2020 BAFTA Best Cinematography
2020 BAFTA Best Visual Effects
2020 BAFTA Best Production Design
Deakins and Mendes combine talents to create what is undeniably one of the most technically impressive films of recent years. However, sometimes it feels like the story is complementing the camera work, and not the other way around.
What a great film. The years best in my view. While Parasite was good as well this deserved the award in my opinion.
Big fan of Sam Mendes as a director and this had everything from emotion, action and was gripping throughout.
We found this rather lacking in emotion, bland, sanitised and overall very dull. Suggest you watch Gallipoli or Hacksaw Ridge for a gripping war film, this one isn't.
1917 may as well have been called The One-Shot War for its stylish gimmick that has paraded in the media. The film can almost be a game of trying to determine where the cuts were made in its presentation of one continuous shot and just how the camera got to such a perspective. While this focus on the technical certainly makes one more aware of the craft, it also makes one more appreciative of the experience. Sam Mendes certainly delivers an unforgettable World War 1 pictures in this aspect.
The film concerns two British soldiers on the frontlines that are given one of the most dangerous of missions. The army has learned of a German surprise attack that could decimate the British forces on another side of the battlefront. The two men are tasked with traversing the dangerous German territories by hopping out of the trenches and straight into hell to deliver the crucial message. One of them has a brother serving on that side so there’s reason enough to hurry, if not for the hail of gunfire and explosions they’ll face along the way.
The two soldiers fulfill a sufficient role by adhering to some somewhat expected melodramatics of staging a war drama; there’s some tension, some dry humor, some contemplation of home, some tragedy, and some near misses. But let’s be honest; this is all more in service of the vibrant visuals more than anything. The argument of the film being little more than a pretty piece of fantastic filmmaking is not really a negative here. This is a film that knows where its strengths lie and it’s clearly not in the most original depictions of soldiers and superiors, despite some strong cameos from the likes of Colin Firth, Mark Strong, and Benedict Cumberbatch along the way.
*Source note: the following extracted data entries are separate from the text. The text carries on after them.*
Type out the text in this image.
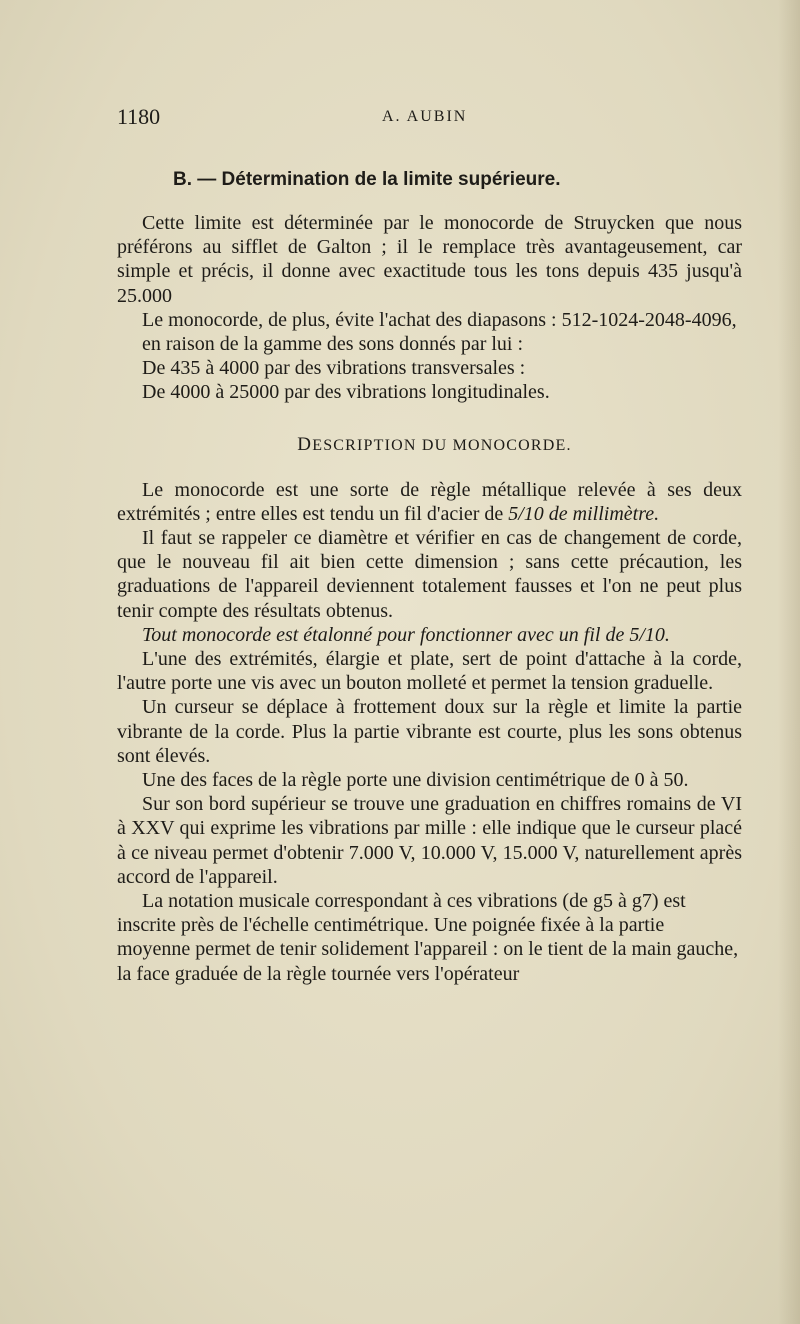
1180	A. AUBIN

B. — Détermination de la limite supérieure.

Cette limite est déterminée par le monocorde de Struycken que nous préférons au sifflet de Galton ; il le remplace très avantageusement, car simple et précis, il donne avec exactitude tous les tons depuis 435 jusqu'à 25.000

Le monocorde, de plus, évite l'achat des diapasons : 512-1024-2048-4096,

en raison de la gamme des sons donnés par lui :

De 435 à 4000 par des vibrations transversales :

De 4000 à 25000 par des vibrations longitudinales.

DESCRIPTION DU MONOCORDE.

Le monocorde est une sorte de règle métallique relevée à ses deux extrémités ; entre elles est tendu un fil d'acier de 5/10 de millimètre.

Il faut se rappeler ce diamètre et vérifier en cas de changement de corde, que le nouveau fil ait bien cette dimension ; sans cette précaution, les graduations de l'appareil deviennent totalement fausses et l'on ne peut plus tenir compte des résultats obtenus.

Tout monocorde est étalonné pour fonctionner avec un fil de 5/10.

L'une des extrémités, élargie et plate, sert de point d'attache à la corde, l'autre porte une vis avec un bouton molleté et permet la tension graduelle.

Un curseur se déplace à frottement doux sur la règle et limite la partie vibrante de la corde. Plus la partie vibrante est courte, plus les sons obtenus sont élevés.

Une des faces de la règle porte une division centimétrique de 0 à 50.

Sur son bord supérieur se trouve une graduation en chiffres romains de VI à XXV qui exprime les vibrations par mille : elle indique que le curseur placé à ce niveau permet d'obtenir 7.000 V, 10.000 V, 15.000 V, naturellement après accord de l'appareil.

La notation musicale correspondant à ces vibrations (de g5 à g7) est inscrite près de l'échelle centimétrique. Une poignée fixée à la partie moyenne permet de tenir solidement l'appareil : on le tient de la main gauche, la face graduée de la règle tournée vers l'opérateur
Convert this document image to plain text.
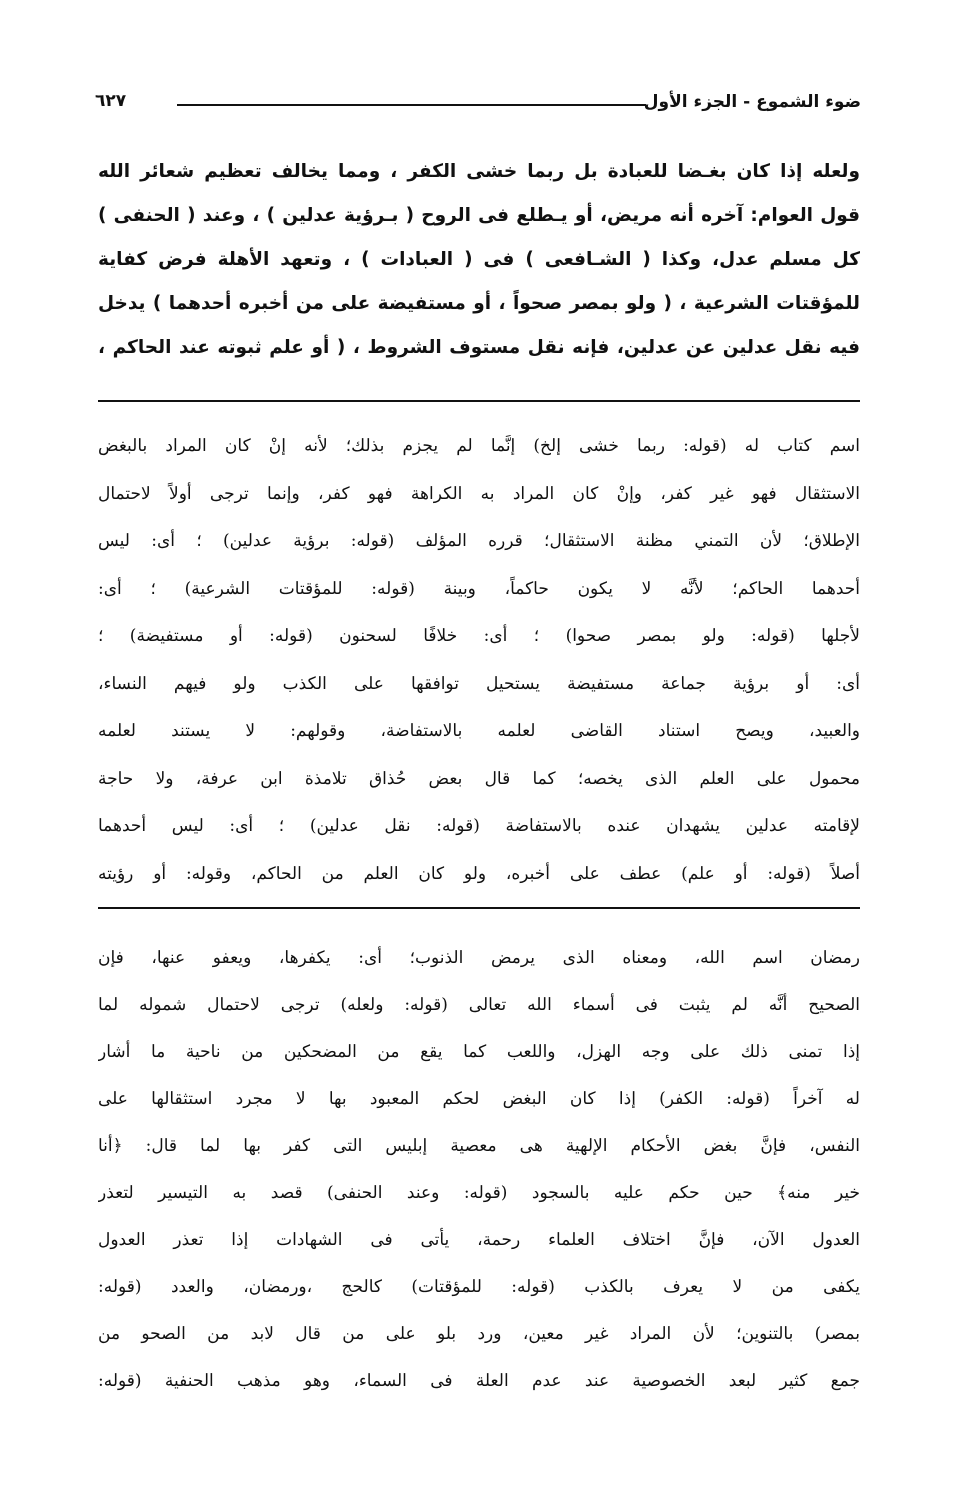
ضوء الشموع - الجزء الأول
٦٢٧
ولعله إذا كان بغـضا للعبادة بل ربما خشى الكفر ، ومما يخالف تعظيم شعائر الله
قول العوام: آخره أنه مريض، أو يـطلع فى الروح ( بـرؤية عدلين ) ، وعند ( الحنفى )
كل مسلم عدل، وكذا ( الشـافعى ) فى ( العبادات ) ، وتعهد الأهلة فرض كفاية
للمؤقتات الشرعية ، ( ولو بمصر صحواً ، أو مستفيضة على من أخبره أحدهما ) يدخل
فيه نقل عدلين عن عدلين، فإنه نقل مستوف الشروط ، ( أو علم ثبوته عند الحاكم ،
اسم كتاب له (قوله: ربما خشى إلخ) إنَّما لم يجزم بذلك؛ لأنه إنْ كان المراد بالبغض
الاستثقال فهو غير كفر، وإنْ كان المراد به الكراهة فهو كفر، وإنما ترجى أولاً لاحتمال
الإطلاق؛ لأن التمني مظنة الاستثقال؛ قرره المؤلف (قوله: برؤية عدلين) ؛ أى: ليس
أحدهما الحاكم؛ لأنَّه لا يكون حاكماً، وبينة (قوله: للمؤقتات الشرعية) ؛ أى:
لأجلها (قوله: ولو بمصر صحوا) ؛ أى: خلافًا لسحنون (قوله: أو مستفيضة) ؛
أى: أو برؤية جماعة مستفيضة يستحيل توافقها على الكذب ولو فيهم النساء،
والعبيد، ويصح استناد القاضى لعلمه بالاستفاضة، وقولهم: لا يستند لعلمه
محمول على العلم الذى يخصه؛ كما قال بعض حُذاق تلامذة ابن عرفة، ولا حاجة
لإقامته عدلين يشهدان عنده بالاستفاضة (قوله: نقل عدلين) ؛ أى: ليس أحدهما
أصلاً (قوله: أو علم) عطف على أخبره، ولو كان العلم من الحاكم، وقوله: أو رؤيته
رمضان اسم الله، ومعناه الذى يرمض الذنوب؛ أى: يكفرها، ويعفو عنها، فإن
الصحيح أنَّه لم يثبت فى أسماء الله تعالى (قوله: ولعله) ترجى لاحتمال شموله لما
إذا تمنى ذلك على وجه الهزل، واللعب كما يقع من المضحكين من ناحية ما أشار
له آخراً (قوله: الكفر) إذا كان البغض لحكم المعبود بها لا مجرد استثقالها على
النفس، فإنَّ بغض الأحكام الإلهية هى معصية إبليس التى كفر بها لما قال: ﴿أنا
خير منه﴾ حين حكم عليه بالسجود (قوله: وعند الحنفى) قصد به التيسير لتعذر
العدول الآن، فإنَّ اختلاف العلماء رحمة، يأتى فى الشهادات إذا تعذر العدول
يكفى من لا يعرف بالكذب (قوله: للمؤقتات) كالحج ،ورمضان، والعدد (قوله:
بمصر) بالتنوين؛ لأن المراد غير معين، ورد بلو على من قال لابد من الصحو من
جمع كثير لبعد الخصوصية عند عدم العلة فى السماء، وهو مذهب الحنفية (قوله:
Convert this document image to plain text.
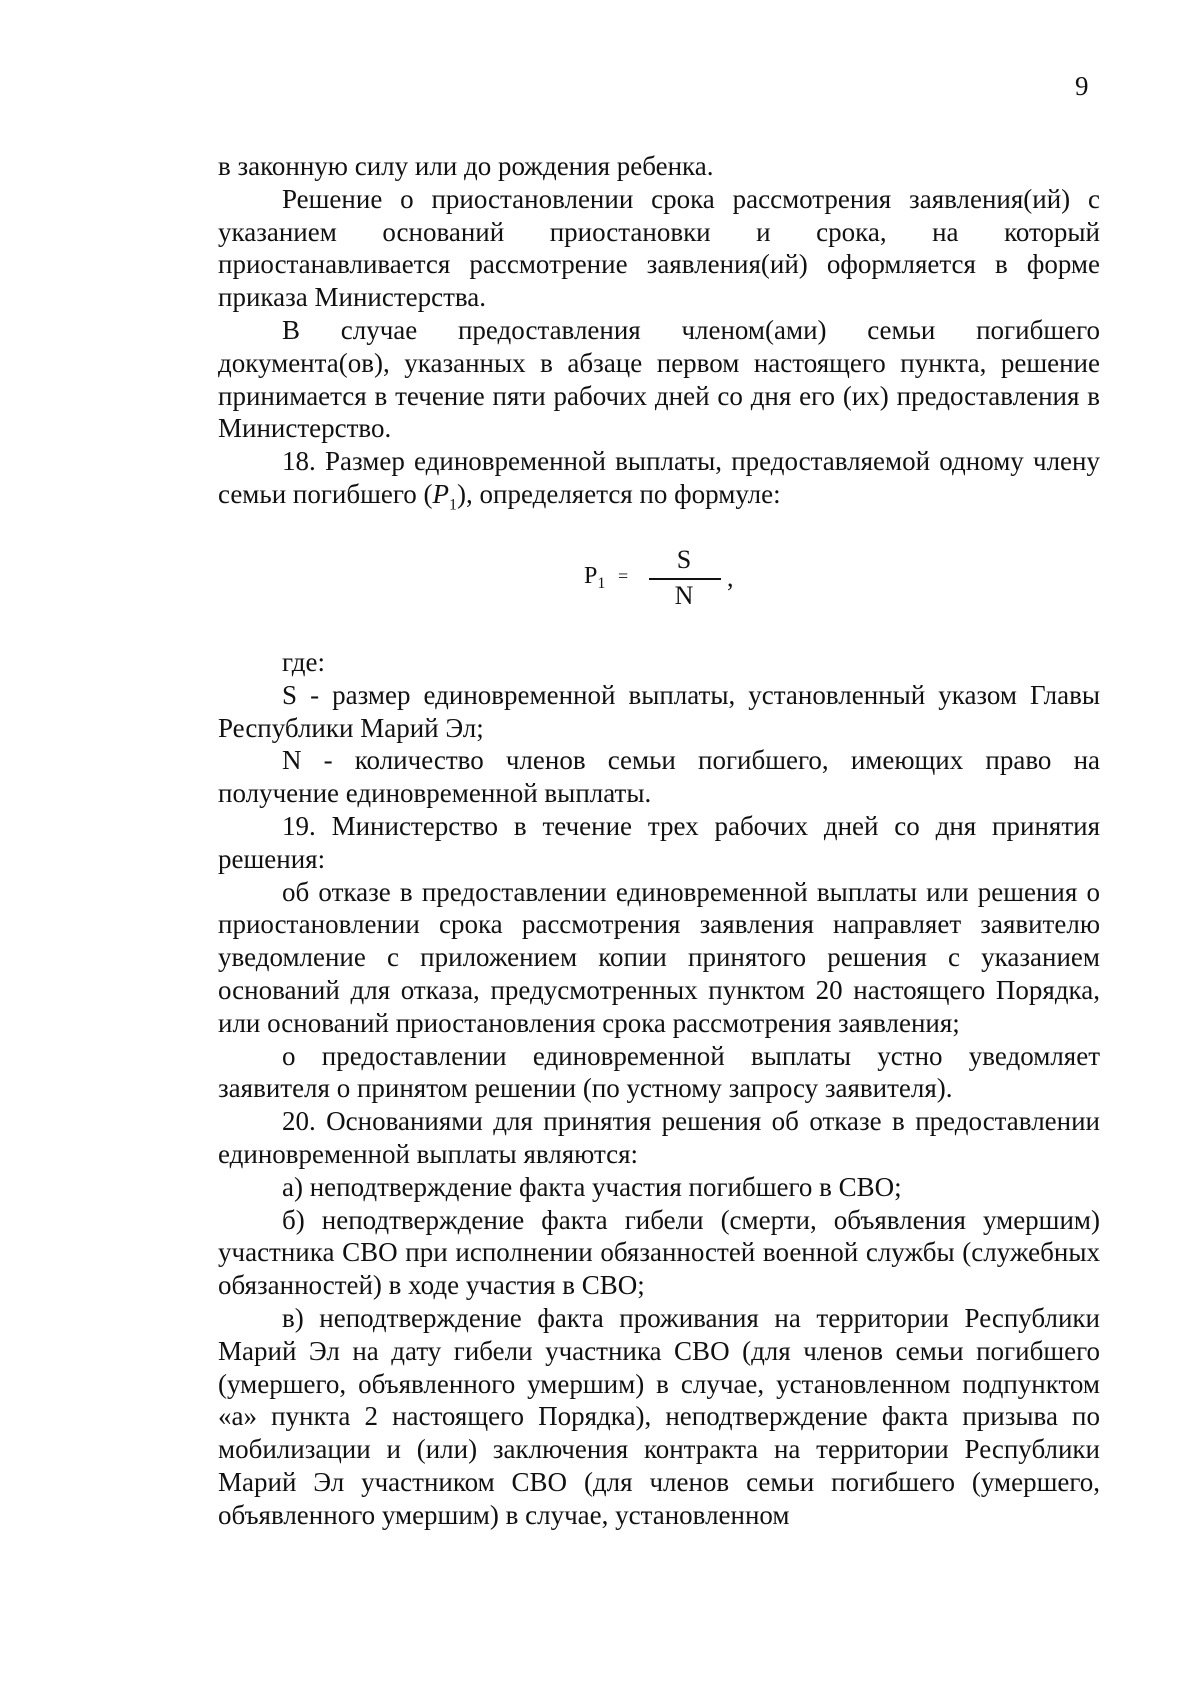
9

в законную силу или до рождения ребенка.

Решение о приостановлении срока рассмотрения заявления(ий) с указанием оснований приостановки и срока, на который приостанавливается рассмотрение заявления(ий) оформляется в форме приказа Министерства.

В случае предоставления членом(ами) семьи погибшего документа(ов), указанных в абзаце первом настоящего пункта, решение принимается в течение пяти рабочих дней со дня его (их) предоставления в Министерство.

18. Размер единовременной выплаты, предоставляемой одному члену семьи погибшего $(P_1)$, определяется по формуле:

$P_1$ =
S
N
,

где:

S - размер единовременной выплаты, установленный указом Главы Республики Марий Эл;

N - количество членов семьи погибшего, имеющих право на получение единовременной выплаты.

19. Министерство в течение трех рабочих дней со дня принятия решения:

об отказе в предоставлении единовременной выплаты или решения о приостановлении срока рассмотрения заявления направляет заявителю уведомление с приложением копии принятого решения с указанием оснований для отказа, предусмотренных пунктом 20 настоящего Порядка, или оснований приостановления срока рассмотрения заявления;

о предоставлении единовременной выплаты устно уведомляет заявителя о принятом решении (по устному запросу заявителя).

20. Основаниями для принятия решения об отказе в предоставлении единовременной выплаты являются:

а) неподтверждение факта участия погибшего в СВО;

б) неподтверждение факта гибели (смерти, объявления умершим) участника СВО при исполнении обязанностей военной службы (служебных обязанностей) в ходе участия в СВО;

в) неподтверждение факта проживания на территории Республики Марий Эл на дату гибели участника СВО (для членов семьи погибшего (умершего, объявленного умершим) в случае, установленном подпунктом «а» пункта 2 настоящего Порядка), неподтверждение факта призыва по мобилизации и (или) заключения контракта на территории Республики Марий Эл участником СВО (для членов семьи погибшего (умершего, объявленного умершим) в случае, установленном
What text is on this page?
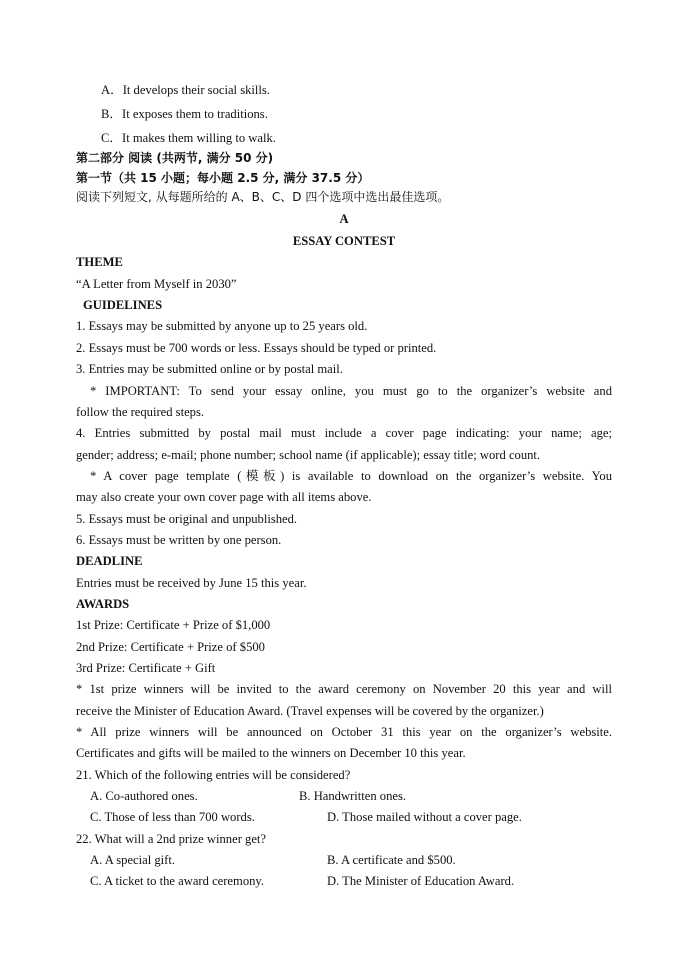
A．It develops their social skills.
B．It exposes them to traditions.
C．It makes them willing to walk.
第二部分 阅读 (共两节, 满分 50 分)
第一节（共 15 小题；每小题 2.5 分, 满分 37.5 分）
阅读下列短文, 从每题所给的 A、B、C、D 四个选项中选出最佳选项。
A
ESSAY CONTEST
THEME
“A Letter from Myself in 2030”
GUIDELINES
1. Essays may be submitted by anyone up to 25 years old.
2. Essays must be 700 words or less. Essays should be typed or printed.
3. Entries may be submitted online or by postal mail.
* IMPORTANT: To send your essay online, you must go to the organizer’s website and
follow the required steps.
4. Entries submitted by postal mail must include a cover page indicating: your name; age;
gender; address; e-mail; phone number; school name (if applicable); essay title; word count.
* A cover page template (模板) is available to download on the organizer’s website. You
may also create your own cover page with all items above.
5. Essays must be original and unpublished.
6. Essays must be written by one person.
DEADLINE
Entries must be received by June 15 this year.
AWARDS
1st Prize: Certificate + Prize of $1,000
2nd Prize: Certificate + Prize of $500
3rd Prize: Certificate + Gift
* 1st prize winners will be invited to the award ceremony on November 20 this year and will
receive the Minister of Education Award. (Travel expenses will be covered by the organizer.)
* All prize winners will be announced on October 31 this year on the organizer’s website.
Certificates and gifts will be mailed to the winners on December 10 this year.
21. Which of the following entries will be considered?
A. Co-authored ones.	B. Handwritten ones.
C. Those of less than 700 words.	D. Those mailed without a cover page.
22. What will a 2nd prize winner get?
A. A special gift.	B. A certificate and $500.
C. A ticket to the award ceremony.	D. The Minister of Education Award.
Every scene is perfectly staged. Though there is no exciting action for the first twenty minutes, it builds so well with a brooding in the soundtrack and a fear in the characters. We’re let in on how dangerous the journey will be and the first few steps out into the open are treated with the terror they deserve. Some jumps and surprises occur when the two discover hidden bombs, are fired upon by soldiers and flee from the wreckage of a dogfight. And though there’s a ticking-clock sensation throughout, there are still a few moments that feature a somber break from the action to catch your breath.
Cinematographer Roger Deakins has truly outdone himself with this picture. The camera whips around so many different angles and shots as it constantly follows the central soldiers. It goes high, low, into buildings, into tunnels, into trucks, into crowds, behind soldiers, underwater, off cliffs, over the hills, etc. There’s a constant battle with the eyes and the mind of trying to pay attention to find all the seams and then getting lost within the story that you almost forget about it.
For example, one scene features a soldier hop into a truck with other soldiers, sitting around and thinking about the mission while some joke about their superiors. An interesting scene that takes a break from the action but, wait a minute, how did the camera just effortlessly shift directly behind a soldier with his back to the wall of the truck? How did it get there? These are the unique questions I love thinking about while watching a technical marvel, amazing enough that I almost don’t want the answer how it was done if only to believe a little more in movie magic.
1917 is just damn good filmmaking and one of the strongest presentations of a war film I’ve seen since Dunkirk, bursting with an astounding sense of color and thrill. Last year, I watched Peter Jackson dress up World War 1 archive footage in his documentary They Shall Not Grow Old. If that film was vividly informative for the engaging presentation, Mendes gives an added dose of spectacle to that same sense of capturing history. Try to double-feature both if you can.